Montague wondered what she would be like when he saw her again. He wondered what five years of suffering and experience would have done for her; whether it would have weakened her enthusiasm and dried up her springs of joy. Lucy grown serious was something that was difficult for him to imagine.
And then again would come a mood of doubt, when he distrusted the thrill which the memory of her brought. Would she be able to maintain her spell in compet.i.tion with what life had brought him since?
His revery was broken by Oliver, who came in to ask him if he wished to go to meet her. "Those Southern trains are always several hours late," he said. "I told my man to go over and 'phone me."
"You are to have her in charge," said Montague; "you had better see her first. Tell her I will come in the evening." And so he went to the great apartment hotel--the same to which Oliver had originally introduced him. And there was Lucy.
She was just the same. He could see it in an instant; there was the same joyfulness, the same eagerness; there was the same beauty, which had made men's hearts leap up. There was not a line of care upon her features--she was like a perfect flower come to its fulness.
She came to him with both her hands outstretched. "Allan!" she cried, "Allan!

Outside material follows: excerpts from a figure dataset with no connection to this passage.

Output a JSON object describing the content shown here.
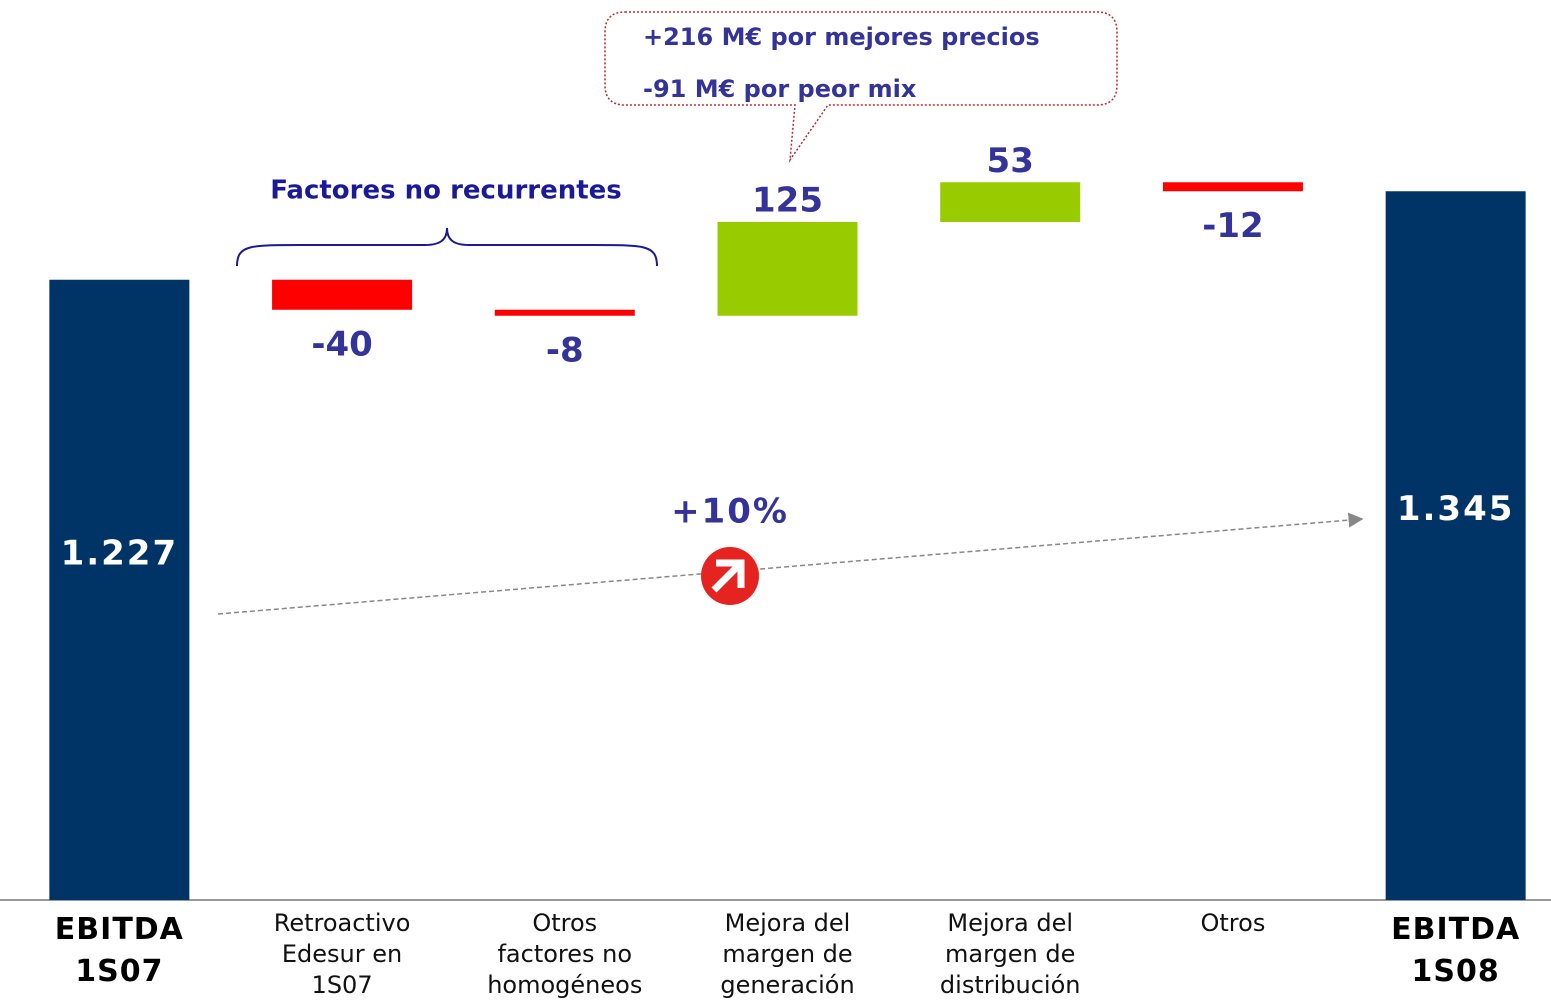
{
  "chart_data": {
    "type": "waterfall",
    "categories": [
      "EBITDA\n1S07",
      "Retroactivo\nEdesur en\n1S07",
      "Otros\nfactores no\nhomogéneos",
      "Mejora del\nmargen de\ngeneración",
      "Mejora del\nmargen de\ndistribución",
      "Otros",
      "EBITDA\n1S08"
    ],
    "measure": [
      "absolute",
      "relative",
      "relative",
      "relative",
      "relative",
      "relative",
      "total"
    ],
    "values": [
      1227,
      -40,
      -8,
      125,
      53,
      -12,
      1345
    ],
    "value_labels": [
      "1.227",
      "-40",
      "-8",
      "125",
      "53",
      "-12",
      "1.345"
    ],
    "colors": {
      "total": "#003366",
      "increase": "#99cc00",
      "decrease": "#ff0000"
    },
    "ylim": [
      400,
      1600
    ],
    "annotations": {
      "group": "Factores no recurrentes",
      "callout": [
        "+216 M€ por mejores precios",
        "-91 M€ por peor mix"
      ],
      "growth": "+10%"
    }
  }
}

I am so glad to see you!" And she caught his hands in hers and stood and gazed at him. "My, how big you have grown, and how serious! Isn't he splendid, Ollie?"

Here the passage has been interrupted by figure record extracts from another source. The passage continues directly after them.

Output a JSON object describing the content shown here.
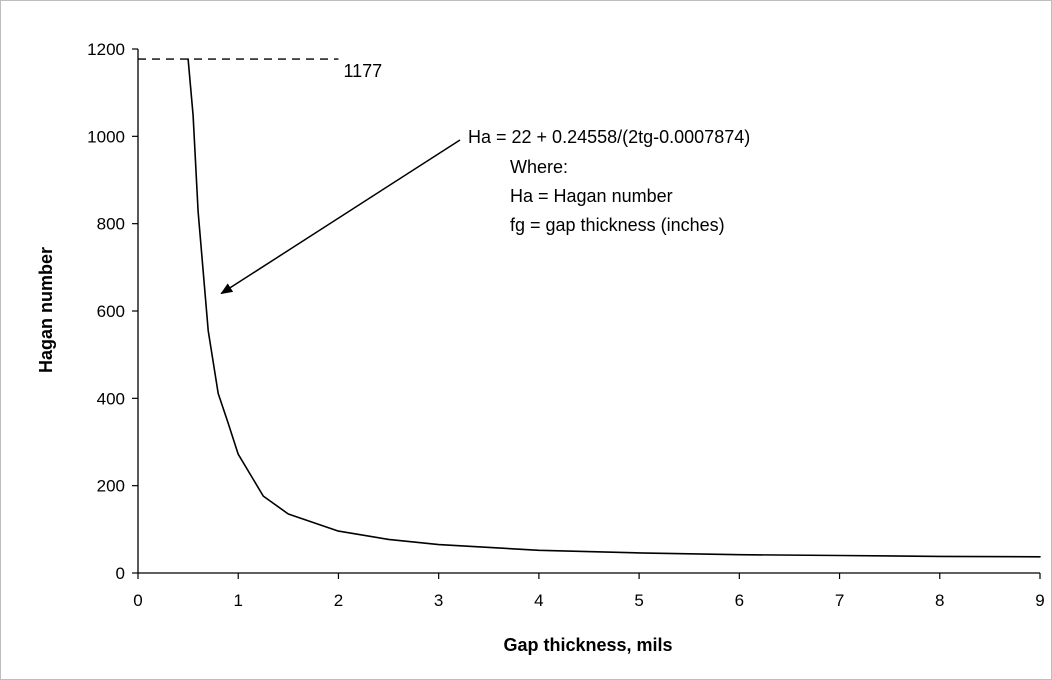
{
  "chart_data": {
    "type": "line",
    "title": "",
    "xlabel": "Gap thickness, mils",
    "ylabel": "Hagan number",
    "xlim": [
      0,
      9
    ],
    "ylim": [
      0,
      1200
    ],
    "xticks": [
      "0",
      "1",
      "2",
      "3",
      "4",
      "5",
      "6",
      "7",
      "8",
      "9"
    ],
    "yticks": [
      "0",
      "200",
      "400",
      "600",
      "800",
      "1000",
      "1200"
    ],
    "grid": false,
    "legend": "none",
    "series": [
      {
        "name": "",
        "x": [
          0.5,
          0.55,
          0.6,
          0.7,
          0.8,
          0.9,
          1.0,
          1.25,
          1.5,
          2.0,
          2.5,
          3.0,
          4.0,
          5.0,
          6.0,
          7.0,
          8.0,
          9.0
        ],
        "y": [
          1177,
          1048,
          828,
          555,
          411,
          343,
          272,
          176,
          135,
          96,
          77,
          65,
          52,
          46,
          42,
          40,
          38,
          37
        ],
        "color": "#000000"
      }
    ],
    "reference_line": {
      "y": 1177,
      "x_range": [
        0,
        2
      ],
      "style": "dashed",
      "label": "1177"
    },
    "annotation": {
      "lines": [
        "Ha = 22 + 0.24558/(2tg-0.0007874)",
        "Where:",
        "Ha = Hagan number",
        "fg = gap thickness (inches)"
      ],
      "arrow_target": {
        "x": 0.83,
        "y": 640
      }
    }
  }
}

Oliver stood by, watching. He smiled drily. "He is a trifle too epic for me," he said.
"Oh, my, how wonderful it seems to see you!" she exclaimed. "It makes me think of fifty things at once. We must sit down and have a long talk. It will take me all night to ask you all the questions I have to."

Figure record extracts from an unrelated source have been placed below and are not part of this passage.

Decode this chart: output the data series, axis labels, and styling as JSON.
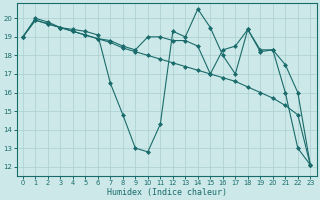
{
  "xlabel": "Humidex (Indice chaleur)",
  "xlim": [
    -0.5,
    23.5
  ],
  "ylim": [
    11.5,
    20.8
  ],
  "xticks": [
    0,
    1,
    2,
    3,
    4,
    5,
    6,
    7,
    8,
    9,
    10,
    11,
    12,
    13,
    14,
    15,
    16,
    17,
    18,
    19,
    20,
    21,
    22,
    23
  ],
  "yticks": [
    12,
    13,
    14,
    15,
    16,
    17,
    18,
    19,
    20
  ],
  "bg_color": "#cce8e8",
  "line_color": "#1a6b6b",
  "grid_color": "#aacfcf",
  "lines": [
    {
      "x": [
        0,
        1,
        2,
        3,
        4,
        5,
        6,
        7,
        8,
        9,
        10,
        11,
        12,
        13,
        14,
        15,
        16,
        17,
        18,
        19,
        20,
        21,
        22,
        23
      ],
      "y": [
        19,
        20,
        19.8,
        19.5,
        19.4,
        19.3,
        19.1,
        16.5,
        14.8,
        13.0,
        12.8,
        14.3,
        19.3,
        19.0,
        20.5,
        19.5,
        18.0,
        17.0,
        19.4,
        18.2,
        18.3,
        16.0,
        13.0,
        12.1
      ]
    },
    {
      "x": [
        0,
        1,
        2,
        3,
        4,
        5,
        6,
        7,
        8,
        9,
        10,
        11,
        12,
        13,
        14,
        15,
        16,
        17,
        18,
        19,
        20,
        21,
        22,
        23
      ],
      "y": [
        19,
        19.9,
        19.7,
        19.5,
        19.3,
        19.1,
        18.9,
        18.7,
        18.4,
        18.2,
        18.0,
        17.8,
        17.6,
        17.4,
        17.2,
        17.0,
        16.8,
        16.6,
        16.3,
        16.0,
        15.7,
        15.3,
        14.8,
        12.1
      ]
    },
    {
      "x": [
        0,
        1,
        2,
        3,
        4,
        5,
        6,
        7,
        8,
        9,
        10,
        11,
        12,
        13,
        14,
        15,
        16,
        17,
        18,
        19,
        20,
        21,
        22,
        23
      ],
      "y": [
        19,
        19.9,
        19.7,
        19.5,
        19.3,
        19.1,
        18.9,
        18.8,
        18.5,
        18.3,
        19.0,
        19.0,
        18.8,
        18.8,
        18.5,
        17.0,
        18.3,
        18.5,
        19.4,
        18.3,
        18.3,
        17.5,
        16.0,
        12.1
      ]
    }
  ]
}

Lucy was in mourning for her father, but she had contrived to make her costume serve as a frame for her beauty. She seemed like a flaming ruby against a background of black velvet. "Tell me how you have been," she rushed on. "And what has happened to you up here?
How is your mother?"
"Just the same," said Montague; "she wants you to come around to-morrow morning."
"I will," said Lucy,--"the first thing, before I go anywhere. And Mammy Lucy! How is Mammy Lucy?"
"She is well," he replied. "She's beside herself to see you."
"Tell her I am coming!" said she. "I would rather see Mammy Lucy than the Brooklyn Bridge!"
She led him to a seat, placed herself opposite him, devouring him with her eyes. "It makes me seem like a girl again to see you," she said.
"Do you count yourself aged?" asked Montague, laughing.
"Oh, I feel old," said Lucy, with a sudden look of fear,--"you have no idea, Allan. But I don't want anybody to know about it!" And then she cried, eagerly, "Do you remember the swing in the orchard? And do you remember the pool where the big alligator lived? And the persimmons? And Old Joe?"
Allan Montague remembered all these things; in the course of the half hour that followed he remembered pretty nearly all the exciting adventures which he and Oliver and Lucy had had since Lucy was old enough to walk. And he told her the latest news about all their neighbours, and about all the servants whom she remembered. He told her also about his father's death, and how the house had been burned, and how they had sold the plantation and come North.
"And how are you doing, Allan?" she asked.
"I am practising law," he said. "I'm not making a fortune, but I'm managing to pay my bills. That is more than some other people do in this city."
"I should imagine it," said Lucy. "With all that row of shops on Fifth Avenue! Oh, I know I shall spend all that I own in the first week. And this hotel--why, it's perfectly frightful."